Many of you have begun to set up your 2018 training schedules. What have you included that would either motivate your members to strengthen their own writing skills or would better prepare them for the writing responsibilities in their current and future positions?

Why does writing training matter?

Your departments need people to write all kinds of documents: incident reports, patient care reports, training reports, lesson plans, accident investigations, after action reports, memos, personnel evaluations, budget requests, proposals, email, and a long list of others. All of these can be consequential documents, and your departments need to feel confident that individuals can meet the writing demands of their positions.

What do the standards say?

NFPA standards for many positions address common, positional writing expectations.  Consider NFPA 1021: Standard for Fire Officer Professional Qualifications. The 2009 edition contained 58 sub standards calling for writing as a requisite knowledge or skill. Does 1021 call for any skillset more often than writing? Here are two examples of 1021 standards that emphasize the need for writing:

4.1.2      General Prerequisite Skills. The ability to effectively communicate in writing utilizing technology provided by the Authority Having Jurisdiction (AHJ); write reports, letters, and memos utilizing word processing and spreadsheet programs…

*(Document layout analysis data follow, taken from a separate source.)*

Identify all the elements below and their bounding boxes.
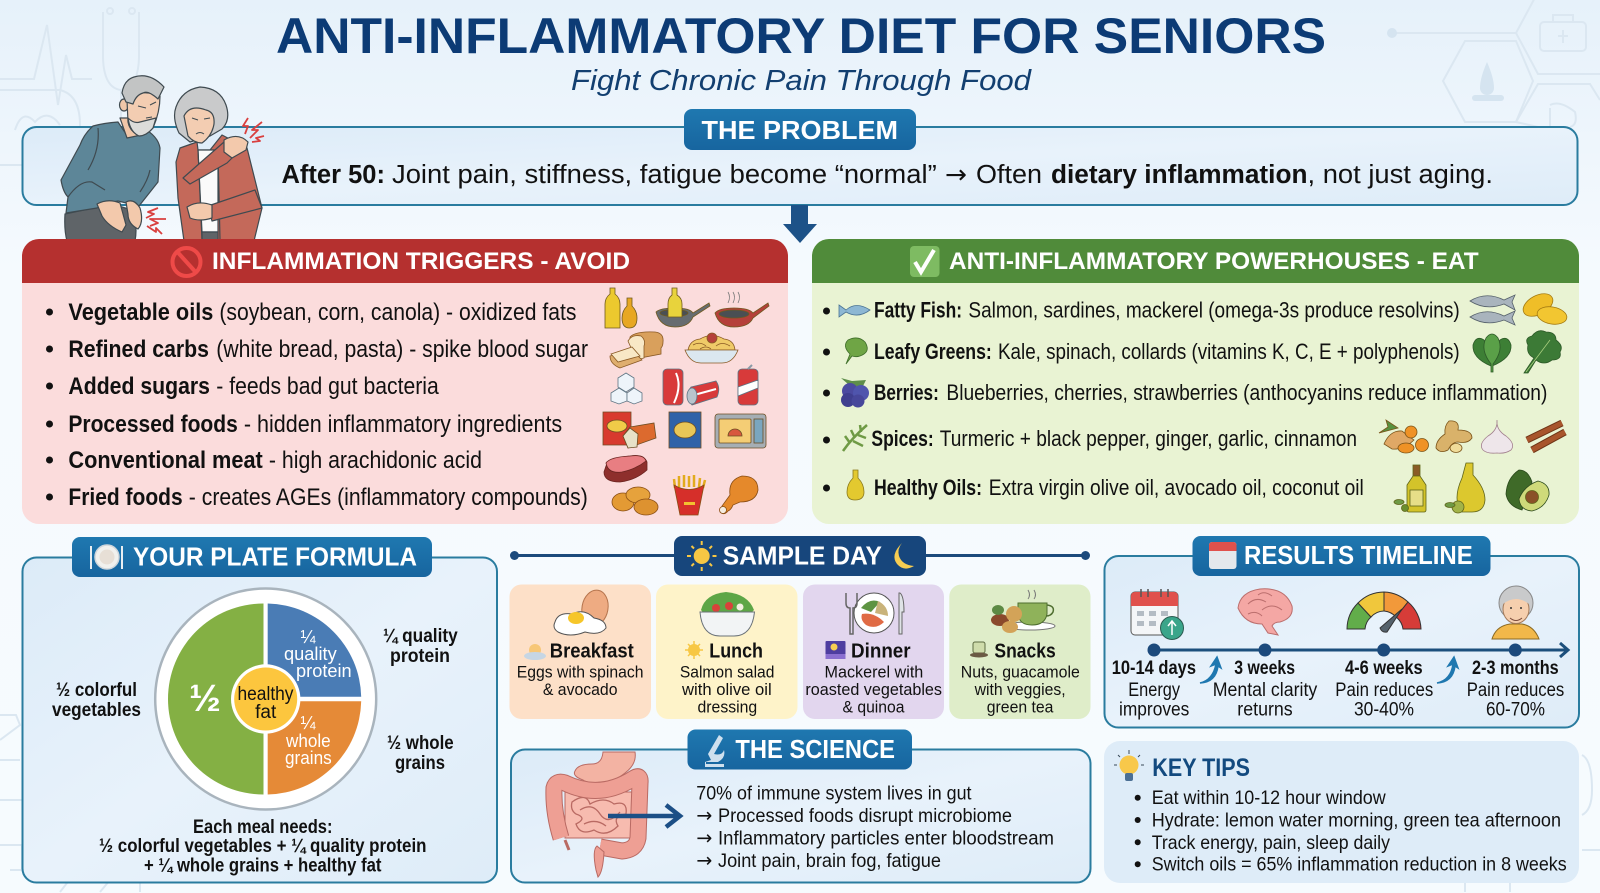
item: vegetable oils [46, 299, 576, 326]
card: snacks: with veggies, [974, 680, 1066, 699]
panel: results timeline [1104, 536, 1579, 728]
woman arm on shoulder [183, 142, 240, 184]
milestone: 4-6 weeks: Pain reduces [1335, 680, 1433, 701]
icon: egg [554, 588, 611, 635]
icons: fried foods [612, 475, 758, 515]
panel: inflammation triggers [22, 239, 788, 524]
card: lunch [656, 584, 798, 719]
problem statement: dietary inflammation [1051, 161, 1308, 189]
small intestine [565, 792, 633, 838]
item: leafy greens [823, 338, 1460, 364]
key tips heading: KEY TIPS [1152, 754, 1250, 782]
rectum [594, 846, 604, 877]
milestone: 10-14 days: Energy [1128, 680, 1180, 701]
card: dinner: Mackerel with [824, 662, 923, 682]
card: breakfast: Breakfast [550, 640, 634, 662]
plate labels: ½ whole [387, 733, 454, 754]
card: lunch: with olive oil [681, 680, 772, 699]
science text: Processed foods disrupt microbiome [718, 805, 1012, 827]
key tips list [1135, 787, 1567, 876]
illustration: senior couple in pain [61, 76, 264, 241]
icon: light bulb [1114, 750, 1144, 781]
item: fatty fish: Salmon, sardines, mackerel (omega-3s produce resolvins) [968, 298, 1460, 322]
icon: dinner plate [846, 593, 904, 634]
milestone: 2-3 months: 2-3 months [1472, 658, 1559, 679]
item: conventional meat: Conventional meat [68, 447, 263, 474]
sample day badge: SAMPLE DAY [723, 540, 882, 570]
icons: olive oil and avocado [1394, 463, 1549, 513]
item: spices: Spices: [871, 426, 934, 451]
plate chart: ¼ [300, 627, 316, 647]
icon: sun [687, 541, 716, 571]
card: snacks: green tea [987, 698, 1054, 716]
problem badge: THE PROBLEM [702, 115, 898, 145]
arrow: gut to text [608, 805, 680, 827]
science text: → [696, 849, 712, 872]
powerhouses header [812, 239, 1579, 283]
woman hair and face [175, 87, 228, 142]
item: added sugars: - feeds bad gut bacteria [216, 373, 439, 400]
plate chart: ½ [189, 678, 221, 720]
icons: sugar and soda [611, 365, 758, 405]
plate labels: ½ colorful [56, 680, 137, 701]
panel: the science [511, 730, 1090, 882]
icon: calendar [1209, 542, 1236, 569]
card: dinner: Dinner [851, 640, 911, 662]
science text [696, 782, 1054, 872]
card: snacks: Nuts, guacamole [961, 662, 1080, 682]
arrow: second progress [1437, 657, 1458, 683]
plate badge [72, 537, 432, 577]
card: lunch: Salmon salad [680, 662, 774, 682]
item: fatty fish [823, 298, 1460, 322]
plate labels [52, 626, 458, 774]
card: snacks: Snacks [994, 640, 1056, 662]
item: added sugars [46, 373, 439, 400]
item: spices [823, 425, 1357, 451]
icons: bread and pasta [610, 332, 738, 368]
item: added sugars: Added sugars [68, 373, 210, 400]
plate chart: whole [285, 731, 331, 751]
item: leafy greens: Kale, spinach, collards (vitamins K, C, E + polyphenols) [998, 339, 1460, 364]
icon: nuts and tea [991, 590, 1055, 633]
appendix [565, 840, 569, 850]
triggers header [22, 239, 788, 283]
item: healthy oils: Extra virgin olive oil, avocado oil, coconut oil [989, 475, 1364, 500]
plate chart: protein [296, 661, 352, 681]
man sweater [61, 122, 160, 213]
milestone: 3 weeks: Mental clarity [1213, 680, 1318, 701]
item: fried foods: - creates AGEs (inflammatory compounds) [189, 484, 588, 511]
icons: meat [604, 456, 647, 482]
item: refined carbs: (white bread, pasta) - spike blood sugar [216, 336, 588, 363]
milestone: 3 weeks [1213, 658, 1318, 720]
icon: plate and cutlery [91, 545, 122, 569]
subtitle: Fight Chronic Pain Through Food [571, 65, 1032, 97]
item: processed foods: - hidden inflammatory ingredients [244, 411, 562, 438]
panel: your plate formula [22, 537, 497, 882]
large intestine outline [554, 777, 640, 851]
icon: sunrise [524, 644, 546, 660]
card: dinner [803, 584, 944, 719]
item: leafy greens: Leafy Greens: [874, 339, 992, 364]
icon: check [910, 246, 940, 277]
card: snacks [949, 584, 1090, 719]
icon: salad [700, 592, 754, 636]
plate chart [155, 588, 376, 810]
problem statement: , not just aging. [1308, 161, 1493, 189]
plate badge: YOUR PLATE FORMULA [133, 542, 417, 572]
man trousers [65, 204, 136, 241]
item: healthy oils [823, 470, 1364, 500]
healthy fat center [231, 664, 300, 734]
card: dinner: roasted vegetables [805, 680, 942, 699]
milestone: 10-14 days [1112, 658, 1196, 720]
icon: moon [894, 543, 914, 569]
science text: Inflammatory particles enter bloodstream [718, 828, 1054, 850]
icons: processed foods [603, 412, 766, 448]
milestone: 2-3 months [1467, 658, 1564, 720]
icons: fish and omega-3 capsules [1470, 289, 1568, 326]
panel: the problem [22, 109, 1578, 205]
card: breakfast: & avocado [543, 680, 618, 699]
science badge [688, 730, 912, 770]
panel: anti-inflammatory powerhouses [812, 239, 1579, 524]
woman cardigan [176, 135, 262, 241]
timeline badge: RESULTS TIMELINE [1244, 540, 1473, 570]
item: vegetable oils: Vegetable oils [68, 299, 213, 326]
icon: prohibited [172, 248, 200, 276]
problem statement: Joint pain, stiffness, fatigue become “normal” [392, 161, 937, 189]
meal formula: + ¼ whole grains + healthy fat [144, 856, 382, 876]
card: lunch: Lunch [709, 640, 763, 662]
panel: key tips [1104, 741, 1579, 883]
stomach [574, 752, 635, 783]
icon: digestive system [554, 752, 640, 877]
science text: 70% of immune system lives in gut [696, 782, 972, 804]
icon: sun [685, 641, 703, 659]
icon: night sky [826, 641, 846, 659]
milestone: 2-3 months: 60-70% [1486, 700, 1545, 720]
problem statement: After 50: [282, 161, 385, 189]
quarter protein [268, 604, 361, 697]
problem statement: → [945, 160, 967, 190]
icons: oils [605, 288, 769, 328]
pain bolts [146, 118, 264, 234]
icon: microscope [705, 735, 724, 767]
item: processed foods: Processed foods [68, 411, 238, 438]
icon: brain [1238, 589, 1292, 635]
item: conventional meat [46, 447, 482, 474]
plate chart: grains [285, 748, 332, 768]
science badge: THE SCIENCE [735, 734, 895, 764]
science text: Joint pain, brain fog, fatigue [718, 850, 941, 872]
icon: pain gauge [1347, 592, 1421, 632]
meal formula: Each meal needs: [193, 817, 332, 838]
plate chart: fat [255, 702, 277, 723]
problem statement: Often [976, 161, 1042, 189]
card: breakfast: Eggs with spinach [517, 662, 644, 682]
item: conventional meat: - high arachidonic acid [269, 447, 482, 474]
item: vegetable oils: (soybean, corn, canola) - oxidized fats [219, 299, 576, 326]
arrow: first progress [1200, 657, 1221, 683]
timeline axis [1148, 643, 1568, 657]
problem statement [282, 160, 1493, 190]
plate labels: vegetables [52, 700, 141, 721]
item: refined carbs: Refined carbs [68, 336, 209, 363]
plate chart: healthy [238, 684, 294, 705]
item: healthy oils: Healthy Oils: [874, 475, 982, 500]
plate chart: ¼ [300, 713, 316, 733]
triggers header: INFLAMMATION TRIGGERS - AVOID [212, 248, 630, 275]
item: fried foods: Fried foods [68, 484, 183, 511]
timeline badge [1192, 536, 1490, 576]
item: processed foods [46, 411, 562, 438]
section: sample day [510, 536, 1090, 719]
key tips list: Switch oils = 65% inflammation reduction in 8 weeks [1152, 854, 1567, 876]
card: dinner: & quinoa [842, 698, 905, 716]
arrow: problem to lists [783, 205, 817, 243]
science text: → [696, 804, 712, 827]
woman [175, 87, 262, 241]
card: lunch: dressing [698, 698, 757, 716]
title: ANTI-INFLAMMATORY DIET FOR SENIORS [276, 8, 1326, 64]
man [61, 76, 164, 241]
woman arm on waist [208, 190, 262, 221]
woman shirt [198, 150, 218, 232]
key tips list: Track energy, pain, sleep daily [1152, 832, 1390, 854]
man neck and head [120, 118, 146, 138]
problem badge [684, 109, 916, 150]
milestone: 2-3 months: Pain reduces [1467, 680, 1564, 701]
plate labels: protein [390, 646, 450, 667]
man hands on knee [97, 201, 126, 232]
sample day badge [674, 536, 926, 576]
milestone: 3 weeks: 3 weeks [1234, 658, 1295, 679]
icons: spinach and kale [1473, 331, 1561, 373]
meal formula [99, 817, 426, 876]
item: refined carbs [46, 336, 588, 363]
quarter grains [268, 701, 361, 794]
triggers list [46, 299, 588, 511]
milestone: 4-6 weeks: 30-40% [1354, 700, 1414, 720]
item: berries: Berries: [874, 380, 939, 405]
plate labels: grains [395, 753, 445, 774]
item: fatty fish: Fatty Fish: [874, 298, 962, 322]
milestone: 10-14 days: improves [1119, 700, 1189, 720]
meal formula: ½ colorful vegetables + ¼ quality protein [99, 836, 426, 857]
powerhouses list [823, 298, 1547, 500]
milestone: 3 weeks: returns [1237, 700, 1293, 720]
powerhouses header: ANTI-INFLAMMATORY POWERHOUSES - EAT [949, 248, 1479, 275]
item: fried foods [46, 484, 588, 511]
icon: matcha cup [970, 642, 988, 658]
milestone: 10-14 days: 10-14 days [1112, 658, 1196, 679]
milestone: 4-6 weeks [1335, 658, 1433, 720]
half vegetables [168, 604, 264, 795]
item: spices: Turmeric + black pepper, ginger, garlic, cinnamon [940, 426, 1357, 451]
icon: calendar with up arrow [1131, 589, 1184, 640]
icons: turmeric, ginger, garlic, cinnamon [1379, 420, 1565, 453]
card: breakfast [510, 584, 651, 719]
large intestine fill [554, 777, 640, 851]
key tips list: Eat within 10-12 hour window [1152, 787, 1387, 809]
item: berries [823, 378, 1547, 408]
plate labels: ¼ quality [383, 626, 458, 647]
milestone: 4-6 weeks: 4-6 weeks [1345, 658, 1423, 679]
icon: smiling senior [1492, 586, 1539, 639]
science text: → [696, 826, 712, 850]
plate chart: quality [284, 644, 337, 664]
key tips list: Hydrate: lemon water morning, green tea afternoon [1152, 810, 1561, 832]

4.2.5      Apply human resource policies and procedures, given an administrative situation requiring action, so that policies and procedures are followed.

Requisite Skills. The ability to communicate orally and in writing and to relate interpersonally.

Now consider NFPA 1041, Standard for Fire Service Instructor Professional Qualifications. The 2012 edition included 11 substandards addressing the need for writing skills. Two of them are listed below:

4.2.3      Prepare requests for resources, given training goals and current resources, so that the resources required to meet training goals are identified and documented.

Requisite Skills. Oral and written communication, forms completion.

6.2.3      Develop recommendations for policies to support the training program, given agency policies and procedures and the training program goals, so that the training and agency goals are achieved.

                                Requisite Skills. Technical writing             

Most fire and EMS agencies bemoan the quality of many written documents generated within the department. If this is true for your own department, think about how your training division can better prepare people for the writing tasks they face in their positions.

Do you include graded written components in promotional processes?

Considering the number of real writing responsibilities facing people in most positions, departments need to at least look at the basic writing skills of promotional candidates before promoting them. Departments that currently do this generally are not looking for the best writers. They simply want to be sure that the people who fill positions with writing responsibilities can actually meet those responsibilities. For example, one department in the Southeast relies on its captains to conduct various types of research when in the captain’s position, so candidates must write a research paper as a part of the promotional process. The papers are graded for coherence, sentence structure, grammar, and mechanics by an outside evaluator. Chief officers within the department evaluate the quality of the content. Graded, written components typically account for only 10-20% of the final score, but that is enough to motivate candidates to incrementally strengthen their writing skills.

How can the training division help?

Writing is a trainable skill, like learning to operate a pump panel, but this subject has not traditionally been viewed this way in the fire/EMS services. Training divisions can elevate writing standards and skills among their members by other means such modeling good writing practices, providing writing training, and providing writing resources.

Good modeling happens when, in your own training sessions, your visual aids and handouts use correct grammar, mechanics, and spelling.  Offering writing training to new hires is the most economical and effective way to establish that your department pays attention to and values respectable final documents. Officer development programs should also include at least one day of writing training, and the training should be led by someone who believes that writing is important and that training can actually improve individual abilities. A simple and effective example of a writing resource is a template. When departments provide templates for commonly written documents such as incident and EMS reports, they are offering a clear and consistent response to the often-asked question: “What do you want in this report?

What can you gain from this session?

People who attend this session at the conference can gather hard-to-come-by ideas for how to implement these and more ideas. The content accommodates people in training who do not feel like writing is their strong suit as well as those whose writing skills are strong. Expect to leave feeling inspired and empowered to tackle this issue with realistic ideas.